The 20 boxes are filled with books, and I want to display them very much. The problem is that we don’t have bookcases just yet. Nor do we have a complete desk area. We also need a coffee table. We only have one area rug, and we probably need two others. We already have a headboard, but after seeing L’s post about her homemade headboard, now I want to make one, too. Oh, and I would love a new arrangement of our dresser set. I think we’re out of milk, too, and would you mind picking up some toilet paper?
When you live on the year-to-year lease cycle, it dawns on you that you might only have one year in a single place (jeebus, I hope not – but considering what happened to us last time, I’m a bit jittery). You thusly understand just how important it is to get unpacked and settled quickly. You want this place to be yours. You want it to have the stamp of your (collective) styles. When you come through the front door, you want to be home.
I stared at the 20 boxes of books this morning and decided that I wanted – nay, needed – to get art** on the walls. Now. Because, I concluded, while we’re waiting on bookcases to make the space more our own, at least we could start putting nails in the walls and hanging pretty things. I had grown tired of the unoffending cream of the paint.
(** I say “art,” but I use this term loosely. We own posters of various worth — worth ranging from “none” to “very little.”)
So I told my husband about what I wanted to do. This is how the conversation went:
Me: I want to start hanging art. Today.
Him: (eating pretzels and reading a book, interrupted) Before we have all the furniture?
Me: Yes.
Him: But what if we move furniture around and the stuff we hang has to come down?
Me: What if?
Him: Nail holes will be in the wall.
Me: (dramatized for effect) We’ve already been here for three months! We’re running out of time! When do we start living? We can’t live a static life just because furniture might need to be rearranged! Should we never hang any art at all for fear of nail holes? When do we start enjoying our lives? We’re almost DEAD!
Him: (long beat) OK. Where do you want to hang this stuff?
So there’s some art on the walls now:

True story: this is really the front of a greeting card made by women at a shelter in Peru. Her hair is made of flower petals.
And I do feel better now, really I do. I feel that the space is our own; it puts a smile on my face to walk around the apartment and feel it filled with our touches. I like the pops of color. It looks good, despite the boxes. I feel more moved in.
But as the world turns, as the sun rises, and as the moon is bright, my better half was right – some things are worth waiting for. As we hung up the pieces, I could see just how important it was to think of the apartment in gestalt terms; these pieces were only smaller ones in a larger puzzle, and we needed to carefully consider the place as a whole. Would this piece work here, for example, if the area rug we need and will get is a conflicting color?

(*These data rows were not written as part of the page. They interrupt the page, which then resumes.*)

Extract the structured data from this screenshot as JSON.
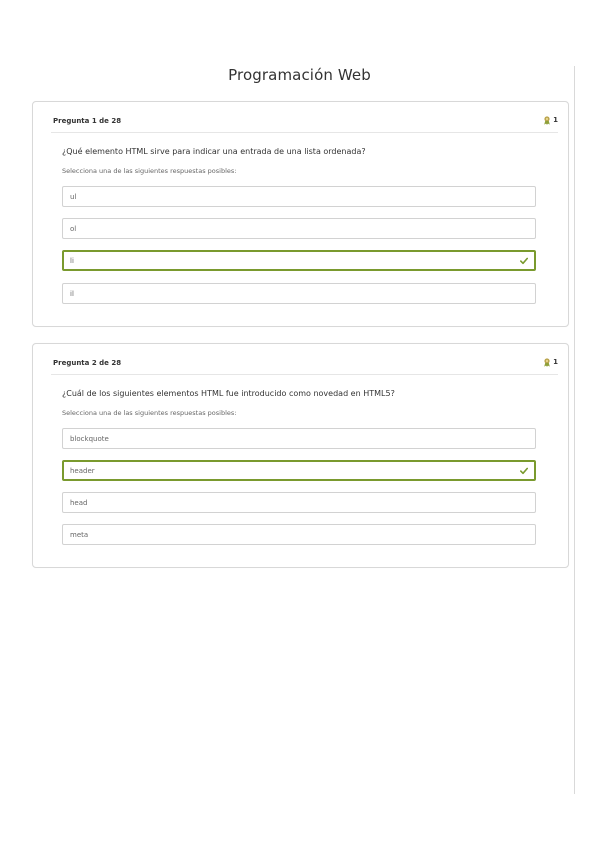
{
  "page": {
    "title": "Programación Web"
  },
  "colors": {
    "accent_green": "#7a9a2e",
    "points_icon": "#b8a24a",
    "border": "#d2d2d2"
  },
  "questions": [
    {
      "header": "Pregunta 1 de 28",
      "points": "1",
      "points_icon": "award-icon",
      "text": "¿Qué elemento HTML sirve para indicar una entrada de una lista ordenada?",
      "instructions": "Selecciona una de las siguientes respuestas posibles:",
      "answers": [
        {
          "label": "ul",
          "selected": false
        },
        {
          "label": "ol",
          "selected": false
        },
        {
          "label": "li",
          "selected": true
        },
        {
          "label": "il",
          "selected": false
        }
      ]
    },
    {
      "header": "Pregunta 2 de 28",
      "points": "1",
      "points_icon": "award-icon",
      "text": "¿Cuál de los siguientes elementos HTML fue introducido como novedad en HTML5?",
      "instructions": "Selecciona una de las siguientes respuestas posibles:",
      "answers": [
        {
          "label": "blockquote",
          "selected": false
        },
        {
          "label": "header",
          "selected": true
        },
        {
          "label": "head",
          "selected": false
        },
        {
          "label": "meta",
          "selected": false
        }
      ]
    }
  ]
}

I learned – dare I say it? – to have some patience in approach, and not to let the panic get to me. As a compromise, we agreed to hang art only in those areas we knew would probably not change, or change very little. And we left remaining art in its bubble wrap, awaiting the final arrangement of our space. The final arrangement of our home. And I’m OK with that.
Which is to say: those bookshelves can’t come fast enough.


After living in our house for a good six months, we finally bought bookshelves and built them and put them up. We splurged on good bookshelves–not reallyreally good ones, but better ones than we usually get–and we’re glad we did. The back bedroom had been full of boxes up to waist height, and now we can walk through it. It’s pretty exciting and you’ll be so happy to see your friends on the shelves again. (And I can recommend IKEA’s Billy series–they have a doohickey that turns a regular narrow shelf into a corner shelf so you can wrap the bookshelves around two walls! It looks slick!)
R.H., I cannot wait to tackle my books! I definitely want to splurge on the shelves because I consider books a sort of art display, too. I will definitely check out IKEA — thank you!
And nice to know we’re not the only ones who do things in delayed “stages.”